IJTAG were keen on seeing behaviour similar to LabView. This then take you
into a need for Event Queues. The Instrument Extended Model provides the model
of the circuit under test. The Pattern Composer turns functions into test
patterns.
- [Harrison] I think this is good, The slides point to the complexity even for a
single board.
- [Brad] Yes, and then you have the 1687 position where the chain length varies.
- [Brad] The thing I struggle with is how we get an efficient representation
that we can actually use embedded.
- [Harrison] AMD and Intel were pushed into looking the power bill compared to
the compute power. In this case speed could kill because the electric bill
is too high.
- [Brad] That brings up a good point. There may be portions of a device or board
that go into shutdown to save power.
- [Harrison] The Spectrum article also mentions ramping speed to better match
demand.
- [Brad] Tying in to the distributed systems - this reminds me of the Hypercubes
and things shutting down when they're not needed.
- [Harrison] we should also get the cellular communications industry involved
(e.g. LG, Nokia, Motorola, Qualcomm, etc.).
- [Brad] at BTW 2007 someone from Nokia made a presentation on similar topics
and he may be someone we can try to get in touch with.
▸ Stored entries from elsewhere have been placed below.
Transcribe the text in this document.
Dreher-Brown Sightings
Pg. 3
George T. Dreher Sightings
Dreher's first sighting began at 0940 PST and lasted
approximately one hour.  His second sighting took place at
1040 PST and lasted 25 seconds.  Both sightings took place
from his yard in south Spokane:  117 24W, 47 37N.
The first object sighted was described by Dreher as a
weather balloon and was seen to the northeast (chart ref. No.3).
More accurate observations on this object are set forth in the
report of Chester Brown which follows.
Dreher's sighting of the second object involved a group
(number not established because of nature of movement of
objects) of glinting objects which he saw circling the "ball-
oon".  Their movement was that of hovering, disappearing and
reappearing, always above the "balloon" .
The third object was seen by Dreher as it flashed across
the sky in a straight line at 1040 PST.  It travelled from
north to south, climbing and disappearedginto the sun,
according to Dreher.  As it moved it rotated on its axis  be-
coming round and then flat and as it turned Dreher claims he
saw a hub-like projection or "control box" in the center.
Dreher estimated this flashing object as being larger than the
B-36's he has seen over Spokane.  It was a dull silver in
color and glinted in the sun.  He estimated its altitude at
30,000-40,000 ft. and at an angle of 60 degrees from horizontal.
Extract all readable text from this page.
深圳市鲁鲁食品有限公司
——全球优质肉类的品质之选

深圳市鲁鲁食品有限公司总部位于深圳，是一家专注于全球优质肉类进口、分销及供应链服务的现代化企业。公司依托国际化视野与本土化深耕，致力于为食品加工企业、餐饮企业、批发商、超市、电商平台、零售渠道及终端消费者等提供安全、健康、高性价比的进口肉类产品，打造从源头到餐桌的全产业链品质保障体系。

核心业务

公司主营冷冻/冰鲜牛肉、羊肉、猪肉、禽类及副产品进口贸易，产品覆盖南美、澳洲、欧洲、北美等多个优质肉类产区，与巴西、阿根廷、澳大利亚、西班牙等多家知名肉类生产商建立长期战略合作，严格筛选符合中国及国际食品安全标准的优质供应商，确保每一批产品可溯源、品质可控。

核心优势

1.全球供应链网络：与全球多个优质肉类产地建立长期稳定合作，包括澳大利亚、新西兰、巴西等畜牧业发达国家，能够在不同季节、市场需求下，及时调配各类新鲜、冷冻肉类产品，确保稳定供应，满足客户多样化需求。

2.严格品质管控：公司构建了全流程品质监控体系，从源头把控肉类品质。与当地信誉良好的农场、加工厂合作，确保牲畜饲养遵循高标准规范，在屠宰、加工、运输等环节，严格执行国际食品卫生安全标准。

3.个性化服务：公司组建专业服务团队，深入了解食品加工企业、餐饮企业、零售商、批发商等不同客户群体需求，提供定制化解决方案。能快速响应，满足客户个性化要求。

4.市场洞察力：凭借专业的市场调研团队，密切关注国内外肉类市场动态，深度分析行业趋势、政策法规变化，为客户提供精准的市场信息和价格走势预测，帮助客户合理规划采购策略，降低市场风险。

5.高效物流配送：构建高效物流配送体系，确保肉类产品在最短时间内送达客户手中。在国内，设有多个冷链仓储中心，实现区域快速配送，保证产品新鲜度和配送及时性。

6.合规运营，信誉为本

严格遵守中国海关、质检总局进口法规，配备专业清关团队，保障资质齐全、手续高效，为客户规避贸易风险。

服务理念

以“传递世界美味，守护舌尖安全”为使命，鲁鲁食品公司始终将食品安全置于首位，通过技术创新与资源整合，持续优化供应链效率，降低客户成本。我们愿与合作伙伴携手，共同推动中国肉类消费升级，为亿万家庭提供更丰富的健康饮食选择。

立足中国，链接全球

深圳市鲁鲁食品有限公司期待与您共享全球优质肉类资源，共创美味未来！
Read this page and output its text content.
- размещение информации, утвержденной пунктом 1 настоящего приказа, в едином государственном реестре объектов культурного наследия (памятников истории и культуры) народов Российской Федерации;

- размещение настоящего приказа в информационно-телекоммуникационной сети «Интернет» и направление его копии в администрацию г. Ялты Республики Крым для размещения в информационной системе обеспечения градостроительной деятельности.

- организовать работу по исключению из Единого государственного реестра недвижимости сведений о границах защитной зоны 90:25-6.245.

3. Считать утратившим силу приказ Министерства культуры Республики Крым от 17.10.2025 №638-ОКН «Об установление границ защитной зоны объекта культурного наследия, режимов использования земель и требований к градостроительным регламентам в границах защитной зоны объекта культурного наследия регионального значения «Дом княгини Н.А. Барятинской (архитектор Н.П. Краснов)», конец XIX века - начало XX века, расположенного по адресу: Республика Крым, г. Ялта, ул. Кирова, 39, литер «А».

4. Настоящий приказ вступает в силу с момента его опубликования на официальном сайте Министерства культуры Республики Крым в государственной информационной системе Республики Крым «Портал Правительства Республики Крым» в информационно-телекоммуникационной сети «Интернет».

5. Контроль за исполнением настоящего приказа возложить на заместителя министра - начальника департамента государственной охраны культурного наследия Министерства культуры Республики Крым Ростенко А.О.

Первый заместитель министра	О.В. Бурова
- [Ian] Brad, would it be a problem if we turn this into a PDF and add it to the
SJTAG website?
- [Brad] that would be fine
- 2009 Survey
- discussion postponed due to lack of time
- Newsletter
- [Ian] one section "JTAG in Distributed Systems" needs a forum topic to link to.
- [Harrison] I'm working on some material to be written up on this topic.
- [Ian] if we can get that in this week, I can include it in the newsletter and
send it out; with that addition in mind, can we approve the newsletter?
- → Brad moves to approve the Feb 09 newsletter, seconded by Harrison.
- [Harrison] there is also an interesting article in the Feb issue of IEEE
Spectrum that relates to Distributed Systems. Google, Yahoo!, etc., creating
huge server farms from server clusters pre-built in shipping containers;
67.5m3 with 2500 servers. It's on page 40, "Tech Titan Building Boom".
5. Schedule next meeting
Schedule for March 2009:
Monday Mar. 2, 2009, 10:30 AM EST
Monday Mar. 9, 2009, 10:30 AM EDT (14:30 GMT)
Monday Mar. 16, 2009, 10:30 AM EDT (14:30 GMT)
Monday Mar. 23, 2009, 10:30 AM EDT (14:30 GMT)
Monday Mar. 30, 2009, 10:30 AM EDT (15:30 BST)
6. Any other business
None.
7. Review new action items
- Ian: Post Brad's presentation as PDF on the SJTAG website.
8. Adjourn
Moved to adjourn at 11:50 AM EST by Eric, seconded by Peter.
Many thanks to Heiko for providing additional notes.